Several core problems with Rust

Original Article ↗ Hacker News Discussion ↗

Meta: Hype, Hate, and Rust Culture

  • Several comments frame this as another swing in the tech hype/hate cycle (Rust → now Zig, etc.).
  • Some say “Rust haters” have become more annoying than early evangelists; others insist evangelism is still overbearing and anti-Rust posts are a backlash.
  • A few argue the post is more “ragebait” than analysis, similar to generic language-war content.

Compilation Speed

  • Many acknowledge Rust’s compile times as a real pain point, especially on large projects or modest hardware; some report needing >32 GB RAM or new machines.
  • Others counter that Rust has improved, can be faster than C++ in practice, and that careful crate factoring, incremental builds, and build refactoring can yield large speedups.
  • There’s debate over what is “inherent” (monomorphization, LLVM backend) vs fixable (compilation model, tooling, parallelism).

Complexity, Ergonomics, and “Rusty” Design

  • Some agree Rust is complex, especially around ownership, borrowing, lifetimes, and async; early experience is described as “incredibly painful”.
  • Others argue the complexity mostly forces you to understand data and concurrency upfront, catching bugs earlier; pain shifts from runtime to compile time.
  • Constructs like Arc<Mutex<...>> are cited as ugly and verbose; defenders say they make problematic patterns explicit and often push you toward better designs (channels, actors, persistent data structures).

Unsafe Code and Data Structures

  • One detailed account describes implementing a B-tree with unsafe pointers, then rewriting it using Vec indices: code became simpler, safe, and ~10% faster.
  • Several say unsafe Rust is harder to get right than C due to strict aliasing and pointer syntax; Miri catches subtle UB that would silently slip through in C/C++.
  • There’s a long subthread clarifying that unsafe does not magically “contain” bugs to a block; invariants must be enforced at module boundaries, and unsafe APIs must be carefully designed.

Memory Safety vs Reliability (the Cloudflare unwrap)

  • The article’s claim that Rust “crashes all the time” and trades reliability for memory safety is heavily criticized.
  • Many argue unwrap() is equivalent to an assert or sys.exit: a deliberate choice to treat a condition as unrecoverable; the Cloudflare outage is framed as a design/operational issue, not a language flaw.
  • Several stress that a clean panic + restart is often preferable to silent corruption or OOM; Rust makes such failures deterministic and searchable.
  • Some acknowledge that Rust (and examples) make unwrap() too easy and suggest cultural or tooling norms (linting against it, preferring ? and proper error handling).

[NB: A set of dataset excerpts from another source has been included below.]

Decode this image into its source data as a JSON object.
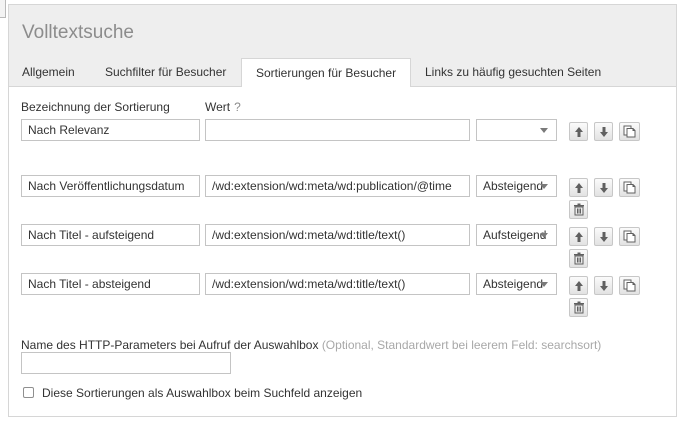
{
  "panel": {
    "title": "Volltextsuche"
  },
  "tabs": [
    {
      "label": "Allgemein",
      "active": false
    },
    {
      "label": "Suchfilter für Besucher",
      "active": false
    },
    {
      "label": "Sortierungen für Besucher",
      "active": true
    },
    {
      "label": "Links zu häufig gesuchten Seiten",
      "active": false
    }
  ],
  "columns": {
    "name": "Bezeichnung der Sortierung",
    "value": "Wert",
    "value_help": "?"
  },
  "rows": [
    {
      "name": "Nach Relevanz",
      "value": "",
      "order": "",
      "can_delete": false
    },
    {
      "name": "Nach Veröffentlichungsdatum",
      "value": "/wd:extension/wd:meta/wd:publication/@time",
      "order": "Absteigend",
      "can_delete": true
    },
    {
      "name": "Nach Titel - aufsteigend",
      "value": "/wd:extension/wd:meta/wd:title/text()",
      "order": "Aufsteigend",
      "can_delete": true
    },
    {
      "name": "Nach Titel - absteigend",
      "value": "/wd:extension/wd:meta/wd:title/text()",
      "order": "Absteigend",
      "can_delete": true
    }
  ],
  "icons": {
    "up": "arrow-up-icon",
    "down": "arrow-down-icon",
    "copy": "copy-icon",
    "delete": "trash-icon"
  },
  "http_param": {
    "label": "Name des HTTP-Parameters bei Aufruf der Auswahlbox",
    "hint": "(Optional, Standardwert bei leerem Feld: searchsort)",
    "value": ""
  },
  "show_selectbox": {
    "label": "Diese Sortierungen als Auswahlbox beim Suchfeld anzeigen",
    "checked": false
  },
  "colors": {
    "header_bg": "#eeeeee",
    "border": "#d6d6d6",
    "title": "#8c8c8c",
    "hint": "#a8a8a8"
  }
}
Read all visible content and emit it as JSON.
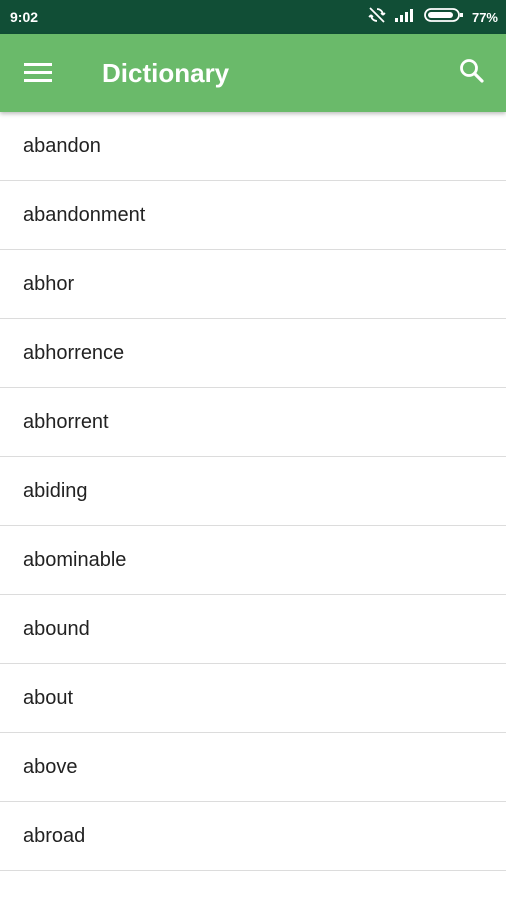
{
  "status_bar": {
    "time": "9:02",
    "battery": "77%",
    "icons": [
      "sync-off-icon",
      "signal-icon",
      "battery-icon"
    ]
  },
  "app_bar": {
    "title": "Dictionary",
    "menu_icon": "hamburger-menu-icon",
    "search_icon": "search-icon"
  },
  "colors": {
    "status_bar": "#114e36",
    "app_bar": "#6aba6a",
    "text": "#222222",
    "divider": "#dcdcdc"
  },
  "words": [
    "abandon",
    "abandonment",
    "abhor",
    "abhorrence",
    "abhorrent",
    "abiding",
    "abominable",
    "abound",
    "about",
    "above",
    "abroad"
  ]
}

Shared Mutable State and Concurrency

  • The post’s claim that Rust becomes “meaningless” for heavy mutable shared state (GUIs, DBs, services) draws pushback.
  • Critics note that any correct handling of shared mutable state is hard and often slower, regardless of language; Rust just forces explicit synchronization.
  • Others agree that idiomatic Rust discourages shared mutability and can make certain patterns (cyclic graphs, heavily stateful APIs) awkward, pushing toward message passing or higher-level abstractions.

Language Choice and Alternatives

  • Multiple commenters emphasize Rust is excellent for some domains (systems, infra, security-critical services) but not a universal best choice.
  • Alternatives mentioned for different tradeoffs: Go, C#, Swift, Python, Zig, Odin, Ada, D, OCaml, BEAM languages, and GC’d environments for richer shared-state or rapid GUI work.
  • Several conclude that the article over-generalizes from one developer’s frustrations; Rust has real downsides, but also large, demonstrated benefits in practice.